O bode expiatório desempenha, portanto, o papel de vítima substituta para todos os membros da comunidade. Daí que surge, segundo Girard, a necessidade de construção de mecanismos religiosos e sociais que busquem administrar a violência e tensão social, através de ritos sacrificiais. Inspirada mimeticamente, a violência sacrificial que a multidão direciona ao bode expiatório exerce uma função restauradora da ordem e paz social em uma comunidade.

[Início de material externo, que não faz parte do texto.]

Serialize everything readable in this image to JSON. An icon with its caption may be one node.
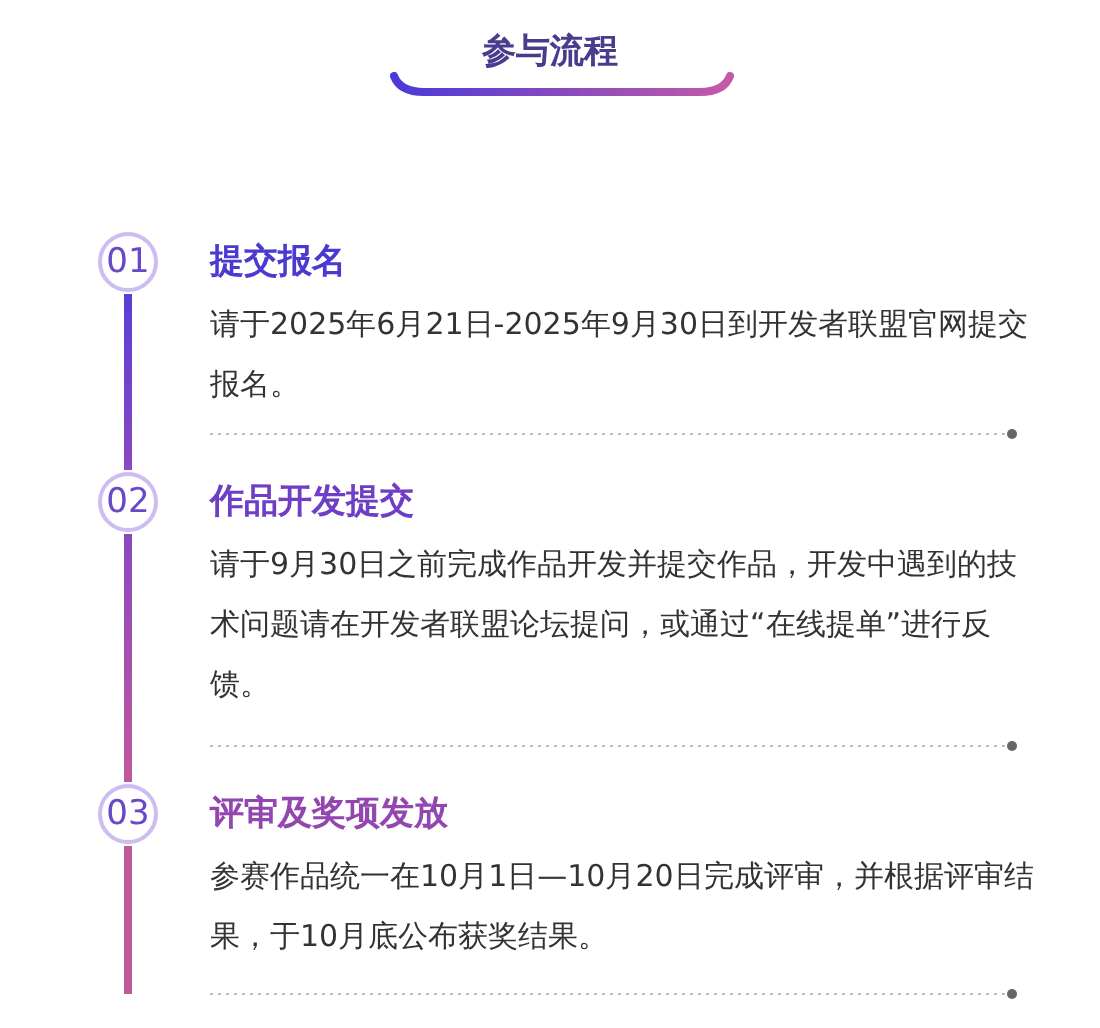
{
  "diagram": {
    "title": "参与流程",
    "nodes": [
      {
        "text": [
          "01"
        ],
        "beside": [
          "提交报名",
          "请于2025年6月21日-2025年9月30日到开发者联盟官网提交报名。"
        ]
      },
      {
        "text": [
          "02"
        ],
        "beside": [
          "作品开发提交",
          "请于9月30日之前完成作品开发并提交作品，开发中遇到的技术问题请在开发者联盟论坛提问，或通过“在线提单”进行反馈。"
        ]
      },
      {
        "text": [
          "03"
        ],
        "beside": [
          "评审及奖项发放",
          "参赛作品统一在10月1日—10月20日完成评审，并根据评审结果，于10月底公布获奖结果。"
        ]
      }
    ],
    "edges": [
      {
        "from": 0,
        "to": 1,
        "arrow": "none"
      },
      {
        "from": 1,
        "to": 2,
        "arrow": "none"
      },
      {
        "from": 2,
        "to": null,
        "arrow": "none"
      }
    ]
  }
}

O mecanismo do bode expiatório se encontra de forma marcante em ritos religiosos, no imaginário mitológico e literário, sendo uma das forças fundadoras da cultura humana e recorrente entre todas as civilizações. Girard cita o cristianismo como exemplo de religião fundada na ideia de Bode Expiatório, com a vítima sacrificial representada pela figura de Jesus Cristo, e a sua morte como uma forma de reconciliação entre o homem transgressor e Deus. Quando esse espaço do sagrado falha em administrar corretamente os desejos miméticos e conflitos sociais, como durante períodos de crises espirituais e sociais, há riscos do bode expiatório ser extravasado para perseguição a minorias e grupos étnicos-religiosos divergentes e desencadear uma onda de violência desenfreada, pondo toda uma civilização sob risco de colapso.

Em resumo, a concepção de Girard sobre o desejo humano afirma que: 1) o desejo mimético é o traço constitutivo do comportamento humano; 2) A violência na história e a construção do espaço do sagrado como forma de canalizar as tensões sociais ocasionadas pelo desejo mimético.

Paralelos e Divergências entre os dois autores

Podemos encontrar alguns paralelos e similaridades entre as teses de René Girard e de Hegel. O principal ponto em comum entre o desejo mimético e o desejo de reconhecimento hegeliano, está no fato de ambos definirem a consciência humana como desejante do Outro, à medida em que esta não é uma substância autônoma e independente do restante do mundo. A necessidade de apropriação do mundo surge como uma consequência lógica deste vazio conceitual e da necessidade da consciência se expandir.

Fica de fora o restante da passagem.